Clemson13
Evernoob is a douchcanoe
Sometimes it is. Although you lose all the charm an older house brings. Also if the house is historically significant or registered that will present problems. We personally had plans drawn up for an 2000 sqft “addition” for our current house because our location was grandfathered in yet we could never build there again. Setbacks have changed some since 1970.
The charm of a rape shack? I must not be a lower cost old house person. I respect a nice manor, a large plantation house etc, but so many of the smaller old houses you would have to pay me to live in.
[486 said:;n207794]
100% the plan going in was to burn everything down
I always confused everyone by describing the house as "a burn-down"
poked around in there and figured I can fix it for much cheaper, really proven right on that one with the current lumber market
I'm only into this structure about $2k and it is sorta kinda half liveable already.
It would absolutely be faster and easier to just plop a mobile home 40' away and let this shithole fall into a pile, except for the fact that when I poked around a little, a single wide mobile home is like $40k, a few years old
Fair enough.
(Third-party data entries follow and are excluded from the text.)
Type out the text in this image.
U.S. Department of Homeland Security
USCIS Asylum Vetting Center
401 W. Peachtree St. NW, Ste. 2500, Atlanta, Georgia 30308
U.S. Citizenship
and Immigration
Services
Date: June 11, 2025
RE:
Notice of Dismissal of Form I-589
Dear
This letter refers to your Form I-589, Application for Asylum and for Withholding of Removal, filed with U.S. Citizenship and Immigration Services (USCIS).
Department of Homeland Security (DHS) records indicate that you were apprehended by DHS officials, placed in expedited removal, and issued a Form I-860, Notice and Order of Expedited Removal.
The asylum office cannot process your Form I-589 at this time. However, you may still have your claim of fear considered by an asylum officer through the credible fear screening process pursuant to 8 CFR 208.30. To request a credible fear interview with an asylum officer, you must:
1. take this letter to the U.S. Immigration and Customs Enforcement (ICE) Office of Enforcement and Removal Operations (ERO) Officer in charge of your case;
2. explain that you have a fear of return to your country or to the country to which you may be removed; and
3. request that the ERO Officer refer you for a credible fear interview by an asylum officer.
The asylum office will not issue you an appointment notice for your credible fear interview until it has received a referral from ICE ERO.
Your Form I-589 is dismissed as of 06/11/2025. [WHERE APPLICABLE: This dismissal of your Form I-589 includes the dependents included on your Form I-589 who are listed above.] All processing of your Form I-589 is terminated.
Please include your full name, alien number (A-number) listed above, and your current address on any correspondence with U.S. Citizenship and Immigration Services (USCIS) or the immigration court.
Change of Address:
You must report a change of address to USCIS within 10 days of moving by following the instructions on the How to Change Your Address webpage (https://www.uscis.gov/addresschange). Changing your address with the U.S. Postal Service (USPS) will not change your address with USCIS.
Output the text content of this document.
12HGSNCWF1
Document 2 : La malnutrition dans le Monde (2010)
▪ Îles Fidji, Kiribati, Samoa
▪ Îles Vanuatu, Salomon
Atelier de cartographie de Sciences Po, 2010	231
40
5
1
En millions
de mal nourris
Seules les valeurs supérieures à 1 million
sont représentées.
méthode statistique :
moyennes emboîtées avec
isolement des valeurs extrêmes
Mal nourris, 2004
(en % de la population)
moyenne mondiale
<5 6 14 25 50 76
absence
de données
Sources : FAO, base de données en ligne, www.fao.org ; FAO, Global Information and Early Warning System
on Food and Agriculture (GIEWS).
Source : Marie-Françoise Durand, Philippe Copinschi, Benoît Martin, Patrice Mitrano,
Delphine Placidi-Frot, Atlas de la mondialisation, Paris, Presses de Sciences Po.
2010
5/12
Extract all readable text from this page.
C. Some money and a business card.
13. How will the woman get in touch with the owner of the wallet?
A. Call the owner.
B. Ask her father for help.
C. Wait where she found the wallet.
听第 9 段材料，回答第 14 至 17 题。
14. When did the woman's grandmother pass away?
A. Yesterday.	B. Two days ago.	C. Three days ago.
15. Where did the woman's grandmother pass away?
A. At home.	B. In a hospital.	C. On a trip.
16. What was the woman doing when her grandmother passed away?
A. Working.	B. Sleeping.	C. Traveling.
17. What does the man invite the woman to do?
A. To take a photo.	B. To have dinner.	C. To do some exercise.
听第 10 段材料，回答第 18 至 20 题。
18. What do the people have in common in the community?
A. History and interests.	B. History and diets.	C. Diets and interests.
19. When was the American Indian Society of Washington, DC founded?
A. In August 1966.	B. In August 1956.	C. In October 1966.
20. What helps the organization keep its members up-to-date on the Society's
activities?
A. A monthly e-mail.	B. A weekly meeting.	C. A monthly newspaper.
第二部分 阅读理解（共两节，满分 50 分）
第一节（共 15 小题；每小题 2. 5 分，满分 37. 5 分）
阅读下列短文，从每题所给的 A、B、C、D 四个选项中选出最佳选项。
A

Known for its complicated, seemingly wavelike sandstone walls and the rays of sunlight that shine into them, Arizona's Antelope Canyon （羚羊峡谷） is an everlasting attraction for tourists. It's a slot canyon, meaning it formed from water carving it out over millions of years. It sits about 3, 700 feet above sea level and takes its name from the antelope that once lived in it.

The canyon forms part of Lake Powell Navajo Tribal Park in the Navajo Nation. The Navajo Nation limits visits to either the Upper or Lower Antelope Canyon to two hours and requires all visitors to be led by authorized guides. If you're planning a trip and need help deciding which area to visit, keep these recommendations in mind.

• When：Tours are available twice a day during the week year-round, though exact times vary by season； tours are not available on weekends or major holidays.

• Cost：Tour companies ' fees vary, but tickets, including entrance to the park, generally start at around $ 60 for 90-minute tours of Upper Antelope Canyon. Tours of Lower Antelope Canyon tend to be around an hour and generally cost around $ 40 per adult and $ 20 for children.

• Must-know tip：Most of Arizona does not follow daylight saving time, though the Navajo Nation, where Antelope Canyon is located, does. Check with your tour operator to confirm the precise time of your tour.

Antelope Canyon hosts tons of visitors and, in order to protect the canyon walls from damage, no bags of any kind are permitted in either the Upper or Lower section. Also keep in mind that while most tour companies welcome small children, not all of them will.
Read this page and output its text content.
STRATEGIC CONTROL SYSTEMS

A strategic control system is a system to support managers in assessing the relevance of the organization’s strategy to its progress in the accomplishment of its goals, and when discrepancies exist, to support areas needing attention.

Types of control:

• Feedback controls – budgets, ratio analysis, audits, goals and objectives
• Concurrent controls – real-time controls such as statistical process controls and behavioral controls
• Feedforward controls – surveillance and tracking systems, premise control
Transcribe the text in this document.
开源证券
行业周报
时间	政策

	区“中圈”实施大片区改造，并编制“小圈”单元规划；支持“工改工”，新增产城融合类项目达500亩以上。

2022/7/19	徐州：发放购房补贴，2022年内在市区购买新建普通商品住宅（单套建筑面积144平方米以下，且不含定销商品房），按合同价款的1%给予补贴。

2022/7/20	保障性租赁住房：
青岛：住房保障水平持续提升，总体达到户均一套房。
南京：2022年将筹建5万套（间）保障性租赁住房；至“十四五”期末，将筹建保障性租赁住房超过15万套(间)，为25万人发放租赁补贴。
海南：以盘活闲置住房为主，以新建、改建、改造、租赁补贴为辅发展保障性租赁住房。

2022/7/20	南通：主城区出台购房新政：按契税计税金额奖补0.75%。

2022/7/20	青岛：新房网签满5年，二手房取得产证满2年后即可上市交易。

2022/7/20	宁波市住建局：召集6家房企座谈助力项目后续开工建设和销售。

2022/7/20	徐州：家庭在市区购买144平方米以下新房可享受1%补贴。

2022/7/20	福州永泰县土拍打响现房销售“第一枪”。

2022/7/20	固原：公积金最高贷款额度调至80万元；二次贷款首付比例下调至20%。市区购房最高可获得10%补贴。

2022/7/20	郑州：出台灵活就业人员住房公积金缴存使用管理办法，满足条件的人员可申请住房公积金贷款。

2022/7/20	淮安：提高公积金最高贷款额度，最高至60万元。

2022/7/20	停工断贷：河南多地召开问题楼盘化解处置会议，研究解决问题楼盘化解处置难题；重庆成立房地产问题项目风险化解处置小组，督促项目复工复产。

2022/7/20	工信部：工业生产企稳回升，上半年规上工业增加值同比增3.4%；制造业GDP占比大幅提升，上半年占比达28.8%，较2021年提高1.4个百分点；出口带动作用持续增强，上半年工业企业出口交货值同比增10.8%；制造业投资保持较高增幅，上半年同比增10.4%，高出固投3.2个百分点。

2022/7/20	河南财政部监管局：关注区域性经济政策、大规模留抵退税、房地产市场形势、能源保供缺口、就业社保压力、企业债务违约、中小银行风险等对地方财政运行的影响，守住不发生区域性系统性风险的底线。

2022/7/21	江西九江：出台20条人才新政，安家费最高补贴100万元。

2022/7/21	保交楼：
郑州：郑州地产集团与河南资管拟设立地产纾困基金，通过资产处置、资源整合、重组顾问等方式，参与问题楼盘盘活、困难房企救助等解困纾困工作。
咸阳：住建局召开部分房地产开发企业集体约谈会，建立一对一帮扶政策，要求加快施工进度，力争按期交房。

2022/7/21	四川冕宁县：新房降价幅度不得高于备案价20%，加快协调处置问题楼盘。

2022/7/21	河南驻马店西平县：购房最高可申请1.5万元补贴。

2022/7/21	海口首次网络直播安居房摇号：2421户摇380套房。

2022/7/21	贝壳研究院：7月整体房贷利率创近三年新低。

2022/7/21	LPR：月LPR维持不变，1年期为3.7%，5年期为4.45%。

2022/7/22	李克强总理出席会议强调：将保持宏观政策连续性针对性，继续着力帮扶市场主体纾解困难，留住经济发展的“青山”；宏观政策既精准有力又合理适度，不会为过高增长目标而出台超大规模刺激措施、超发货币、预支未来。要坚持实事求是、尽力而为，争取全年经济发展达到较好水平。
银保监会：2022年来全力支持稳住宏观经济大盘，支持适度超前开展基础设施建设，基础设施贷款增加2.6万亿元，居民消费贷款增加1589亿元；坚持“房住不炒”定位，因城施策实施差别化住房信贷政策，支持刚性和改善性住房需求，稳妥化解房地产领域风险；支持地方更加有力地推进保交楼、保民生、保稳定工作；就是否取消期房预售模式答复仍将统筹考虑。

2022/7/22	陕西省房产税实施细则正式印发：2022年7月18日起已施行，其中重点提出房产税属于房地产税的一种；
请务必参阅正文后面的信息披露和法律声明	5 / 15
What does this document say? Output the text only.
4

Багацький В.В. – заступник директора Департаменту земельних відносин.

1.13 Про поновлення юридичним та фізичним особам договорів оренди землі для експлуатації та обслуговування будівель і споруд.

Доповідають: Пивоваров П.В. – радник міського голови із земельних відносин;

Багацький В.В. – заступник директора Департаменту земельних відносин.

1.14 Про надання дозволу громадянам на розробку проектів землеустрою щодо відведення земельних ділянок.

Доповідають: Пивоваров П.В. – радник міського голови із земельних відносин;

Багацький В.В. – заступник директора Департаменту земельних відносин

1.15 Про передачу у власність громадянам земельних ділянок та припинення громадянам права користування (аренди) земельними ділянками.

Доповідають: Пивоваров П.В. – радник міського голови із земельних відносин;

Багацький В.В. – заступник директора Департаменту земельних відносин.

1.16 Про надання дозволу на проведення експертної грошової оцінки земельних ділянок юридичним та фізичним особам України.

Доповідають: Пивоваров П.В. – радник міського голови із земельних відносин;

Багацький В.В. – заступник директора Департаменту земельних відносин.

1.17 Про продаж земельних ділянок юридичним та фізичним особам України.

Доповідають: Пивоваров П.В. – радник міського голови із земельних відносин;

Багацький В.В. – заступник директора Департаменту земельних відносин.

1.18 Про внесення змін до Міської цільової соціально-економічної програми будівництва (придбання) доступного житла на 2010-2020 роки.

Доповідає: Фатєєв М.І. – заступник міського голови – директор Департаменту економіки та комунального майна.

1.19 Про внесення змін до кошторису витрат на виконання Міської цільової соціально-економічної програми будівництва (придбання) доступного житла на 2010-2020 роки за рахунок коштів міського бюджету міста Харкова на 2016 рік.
I don't feel bad for thinking "Fuck No" about the structure anymore . I had not realized that you were getting into this for so little. It seems like every project i touch on my property costs me 1k min, and I'm sure that skewed my opinion. That is one hell of a cost differential, 2k vs 225k to build a new house is rather significant lol.
I don't think i am a "fixer upper" buyer. I like property fixer up projects like trees, ponds, fixing horrible overgrowth, killing bamboo, driveway culvert issues, fencing, residing the house or window replacement etc while living in a nice interior from day one.